Arms From the Sea, Rich Shapero, 193 pgs, TooFar Media, richshapero.com, $9.99 USD
Rich Shapero is best known for having made a lot of money doing the California tech thing and then using some of that money – what would be a fortune to most of us – to self-publish, market and distribute a book called Wild Animus. Years ago my uncle gave me a copy of Wild Animus, with an accompanying themed music CD, which he had been given for free at, I believe, an airport. If I remember correctly the main guy has an ecstasy-epiphany involving a jet of lava and a deer antlers hat.
Arms From the Sea wasn’t nearly as bad as I was expecting. Don’t get me wrong, it’s terrible; it’s just that much of the time his prose is quite decent when limited to physical description. “’Where are you taking me?’ Lyle asked the bird. It turned toward him, copper eye glaring, impenetrable. The beak looked weathered, carved from fossilized bone. The jowls trembled as if about to speak, then the neck feathers bristled and the bird faced forward.” Not bad!
Lyle, the protagonist, is a masculine dissident in a typical dystopia, which is called Salt because there’s salt everywhere. He carves sea creatures out of blocks of salt, memorializing a precedent sea civilization. He then has a drug/dream/shock therapy/actual entry into a spiritual realm thing, whereby he ends up in the sea heaven place and has repetitious interactions with a god that talks like a corporate spiritualist Life Coach.

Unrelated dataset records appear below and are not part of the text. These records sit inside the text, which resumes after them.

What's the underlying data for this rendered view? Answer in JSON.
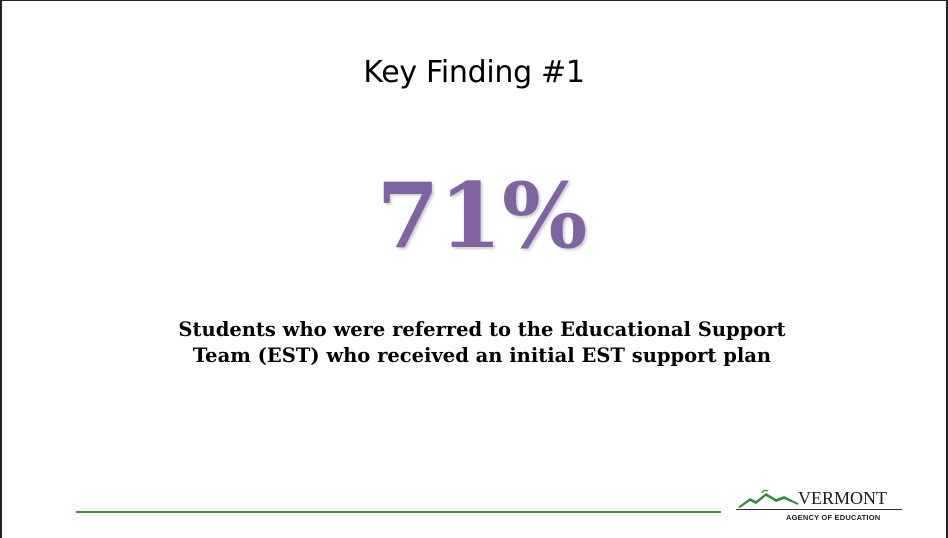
{
  "slide": {
    "title": "Key Finding #1",
    "stat": "71%",
    "description_lines": [
      "Students who were referred to the Educational Support",
      "Team (EST) who received an initial EST support plan"
    ]
  },
  "logo": {
    "wordmark": "VERMONT",
    "subtitle": "AGENCY OF EDUCATION",
    "icon": "mountain-icon"
  },
  "colors": {
    "stat": "#8064a2",
    "footer_line": "#3f8f3f",
    "logo_green": "#2e8b3a"
  }
}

Shapero has nothing to say yet is constantly trying to be profound. His world is artificial, more magic than realism, with a creation story that makes no significant reference to any pre-existing creation mythology. So we learn less about ourselves than about made-up sea creatures.
Rich Shapero does have some skill with language, and a lot of ambition, and ought to devote it to a novel about the tech bubble in the early 2000s. He knows about that and his overheated imagination might render a real event vivid and surreal in a good way. I’d read that novel.